Настя поглядывала на соленые арбузы.
— Может, угостить пока барышню? — шепнула Прасковья Кирилловна мужу на ухо.
Тот недовольно пожал плечами: что женщина может придумать!
В это время пришел Костенко с группой рабочих: рабочие уселись на скамью, которую принесла Прасковья Кирилловна. Сама она подсела к Костенко, с которым была хорошо знакома, и спросила:
— А где тот, кучерявый?
— Тимка? Он скоро придет.
— Тимка Вайс? — вмешался Федор Николаевич. — Без него не обходимся. Именно он должен привести сюда депутата. Поняла?
Прасковья Кирилловна кивнула головой: она, конечно, поняла.
Через несколько минут в сенях послышались шаги.
Гусев направился к двери, тихо открыл ее, зажег спичку и осветил сени.
— Заходите, добро пожаловать, Григорий Иванович!
Увидев Петровского, все встали. Он сделал шаг назад, сказал:
— Что я — генерал какой-нибудь, что вы встаете передо мной?
Все потупили глаза. Федор Николаевич протянул руку:
— Дайте мне ваше пальто.
Петровский снял пальто, Тимка Вайс быстро взял его и вышел в сени стряхнуть снег.
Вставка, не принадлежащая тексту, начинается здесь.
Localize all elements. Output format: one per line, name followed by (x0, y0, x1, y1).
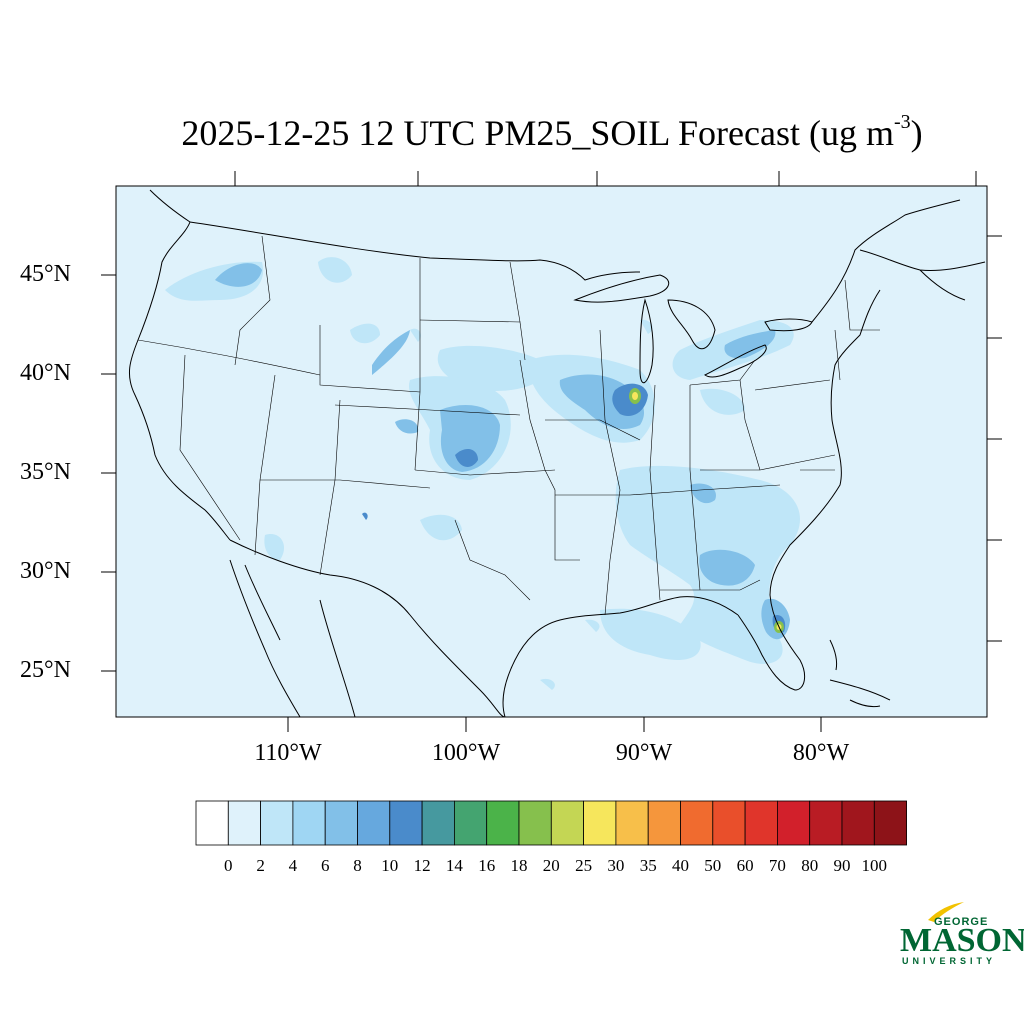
colorbar-box (389, 800, 423, 846)
colorbar-label: 18 (510, 856, 528, 875)
colorbar-label: 6 (320, 856, 330, 875)
colorbar (195, 800, 907, 846)
colorbar-label: 70 (768, 856, 786, 875)
colorbar-label: 10 (381, 856, 399, 875)
colorbar-box (324, 800, 358, 846)
colorbar-box (292, 800, 326, 846)
colorbar-label: 100 (861, 856, 888, 875)
lat-label-35: 35°N (20, 459, 71, 485)
colorbar-box (777, 800, 811, 846)
colorbar-label: 20 (542, 856, 560, 875)
colorbar-label: 35 (639, 856, 657, 875)
colorbar-box (583, 800, 617, 846)
lon-label-100w: 100°W (431, 740, 501, 766)
coastlines (128, 189, 986, 717)
chart-title: 2025-12-25 12 UTC PM25_SOIL Forecast (ug… (181, 111, 923, 153)
colorbar-label: 30 (607, 856, 625, 875)
colorbar-label: 12 (413, 856, 431, 875)
colorbar-box (744, 800, 778, 846)
colorbar-box (680, 800, 714, 846)
colorbar-box (712, 800, 746, 846)
colorbar-box (615, 800, 649, 846)
colorbar-label: 90 (833, 856, 851, 875)
colorbar-box (550, 800, 584, 846)
colorbar-label: 80 (801, 856, 819, 875)
colorbar-box (873, 800, 907, 846)
lat-label-40: 40°N (20, 360, 71, 386)
colorbar-label: 2 (256, 856, 265, 875)
logo-mason: MASON (900, 922, 1024, 959)
lon-label-110w: 110°W (254, 740, 322, 766)
lon-label-90w: 90°W (615, 740, 673, 766)
colorbar-box (260, 800, 294, 846)
colorbar-label: 14 (445, 856, 463, 875)
colorbar-label: 8 (353, 856, 362, 875)
lat-label-30: 30°N (20, 558, 71, 584)
colorbar-box (486, 800, 520, 846)
colorbar-box (518, 800, 552, 846)
pm25-medium-patches (215, 263, 790, 640)
lat-label-25: 25°N (20, 657, 71, 683)
colorbar-box (195, 800, 229, 846)
logo-george: GEORGE (934, 916, 989, 928)
colorbar-box (647, 800, 681, 846)
pm25-hotspots (629, 388, 784, 633)
colorbar-label: 40 (672, 856, 689, 875)
colorbar-box (357, 800, 391, 846)
colorbar-label: 25 (575, 856, 593, 875)
colorbar-box (841, 800, 875, 846)
colorbar-box (453, 800, 488, 846)
logo-swoosh (928, 902, 964, 922)
colorbar-label: 60 (736, 856, 754, 875)
colorbar-label: 50 (704, 856, 722, 875)
map-ticks (101, 171, 1002, 732)
colorbar-box (227, 800, 262, 846)
logo-university: UNIVERSITY (902, 956, 997, 966)
colorbar-box (421, 800, 455, 846)
state-boundaries (137, 235, 880, 616)
map-frame (115, 185, 988, 718)
colorbar-label: 16 (478, 856, 496, 875)
logo-swoosh-icon (928, 902, 964, 922)
colorbar-box (809, 800, 843, 846)
lon-label-80w: 80°W (792, 740, 850, 766)
colorbar-label: 4 (288, 856, 298, 875)
lat-label-45: 45°N (20, 261, 71, 287)
colorbar-label: 0 (224, 856, 233, 875)
gmu-logo: GEORGE MASON UNIVERSITY (900, 900, 1024, 970)
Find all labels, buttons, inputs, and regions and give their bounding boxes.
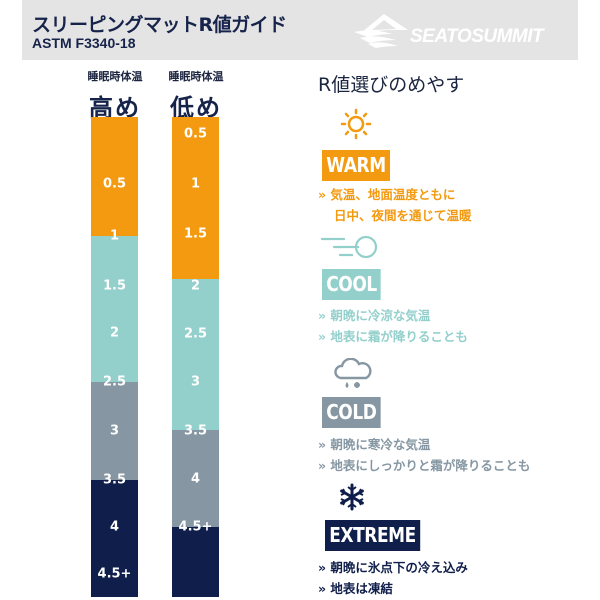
r-value-tick-label: 4 bbox=[190, 471, 201, 487]
r-value-tick-label: 3.5 bbox=[183, 423, 208, 439]
r-value-tick-label: 1.5 bbox=[102, 278, 127, 294]
snowflake-icon bbox=[340, 483, 364, 511]
r-value-tick-label: 0.5 bbox=[102, 176, 127, 192]
bar-segment-cool bbox=[172, 279, 219, 430]
bar-segment-cold bbox=[172, 430, 219, 527]
column-header-low: 睡眠時体温 低め bbox=[151, 68, 241, 123]
legend-desc-cool: » 朝晩に冷涼な気温 » 地表に霜が降りることも bbox=[318, 308, 468, 344]
bar-segment-extreme bbox=[172, 527, 219, 597]
wind-icon bbox=[320, 235, 378, 259]
r-value-bar-high: 0.5 1 1.5 2 2.5 3 3.5 4 4.5+ bbox=[91, 117, 138, 597]
r-value-bar-low: 0.5 1 1.5 2 2.5 3 3.5 4 4.5+ bbox=[172, 117, 219, 597]
r-value-tick-label: 4 bbox=[109, 519, 120, 535]
r-value-tick-label: 3 bbox=[190, 374, 201, 390]
bar-segment-warm bbox=[91, 117, 138, 236]
r-value-tick-label: 2 bbox=[190, 278, 201, 294]
r-value-tick-label: 4.5+ bbox=[97, 566, 132, 582]
bar-segment-cold bbox=[91, 382, 138, 480]
bar-segment-warm bbox=[172, 117, 219, 279]
r-value-tick-label: 2.5 bbox=[183, 326, 208, 342]
sun-icon bbox=[340, 108, 372, 140]
legend-tag-warm: WARM bbox=[322, 150, 390, 181]
brand-logo: SEATOSUMMIT bbox=[352, 10, 562, 50]
r-value-tick-label: 0.5 bbox=[183, 126, 208, 142]
r-value-tick-label: 1 bbox=[109, 228, 120, 244]
legend-desc-extreme: » 朝晩に氷点下の冷え込み » 地表は凍結 bbox=[318, 560, 468, 596]
legend-title: R値選びのめやす bbox=[318, 74, 465, 96]
r-value-tick-label: 2 bbox=[109, 325, 120, 341]
cloud-snow-icon bbox=[334, 358, 372, 388]
column-header-high: 睡眠時体温 高め bbox=[70, 68, 160, 123]
page-subtitle: ASTM F3340-18 bbox=[32, 35, 136, 51]
r-value-tick-label: 3.5 bbox=[102, 472, 127, 488]
r-value-tick-label: 1 bbox=[190, 176, 201, 192]
mountain-wave-icon bbox=[354, 14, 408, 48]
legend-desc-warm: » 気温、地面温度ともに 日中、夜間を通じて温暖 bbox=[318, 187, 472, 223]
page-title: スリーピングマットR値ガイド bbox=[32, 14, 287, 36]
legend-tag-extreme: EXTREME bbox=[325, 520, 421, 551]
column-sub-label: 睡眠時体温 bbox=[168, 70, 224, 83]
legend-tag-cool: COOL bbox=[322, 269, 382, 300]
r-value-tick-label: 1.5 bbox=[183, 226, 208, 242]
legend-tag-cold: COLD bbox=[322, 397, 381, 428]
brand-name: SEATOSUMMIT bbox=[410, 26, 544, 47]
r-value-tick-label: 2.5 bbox=[102, 374, 127, 390]
legend-desc-cold: » 朝晩に寒冷な気温 » 地表にしっかりと霜が降りることも bbox=[318, 437, 531, 473]
column-sub-label: 睡眠時体温 bbox=[87, 70, 143, 83]
header-banner bbox=[22, 0, 578, 60]
bar-segment-extreme bbox=[91, 480, 138, 597]
bar-segment-cool bbox=[91, 236, 138, 382]
r-value-tick-label: 3 bbox=[109, 423, 120, 439]
r-value-tick-label: 4.5+ bbox=[178, 519, 213, 535]
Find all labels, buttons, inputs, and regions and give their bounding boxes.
Петровский кинулся в сени, выхватил у Тимки пальто, перекинул через руку, а другой стряхнул снег с шапки. Вернувшись в комнату, он сердито сказал:
— Послушайте, товарищи, я хоть гость у вас, но барином никогда не был. А вы, молодой человек, — обратился он к Тимке Вайсу, — такого больше никогда не делайте.
Присутствующие переглянулись.
— Не обижайтесь, товарищи, но это унижает человека… Не взыщите на меня, но мы не так воспитаны…
— Это обыкновенная вежливость, Григорий Иванович, — оправдывался Федор Гусев, — вы у нас драгоценный гость.
— Что же вы, — вмешалась Прасковья Кирилловна, — напали на человека! Дайте ему в себя прийти!
Замечание хозяйки вызвало смех, и от этого она почувствовала себя вольнее. Движимая добрыми чувствами к гостю, она поднесла ему миску с арбузами и сказала:
— Попробуйте, Григорий Иванович, наши арбузы. Сама солила. Федор ведь всегда занят.
Муж сердито посмотрел на нее.
— А что, я снова сказала что-то не так?..
— Нет, боже упаси, хозяюшка, вы очень хорошо сказали. Я, безусловно, попробую, — при этом Петровский кивал своей большой головой, черные влажные глаза улыбались, успокаивая хозяйку.
Вскоре Федор Николаевич поставил на стол кипящий самовар, и его веселое шипение сделало комнату еще уютнее.
За чаем Петровский рассказал много интересного и важного про партийную конференцию в Кракове.
— Кто руководил конференцией? — спросил Костенко.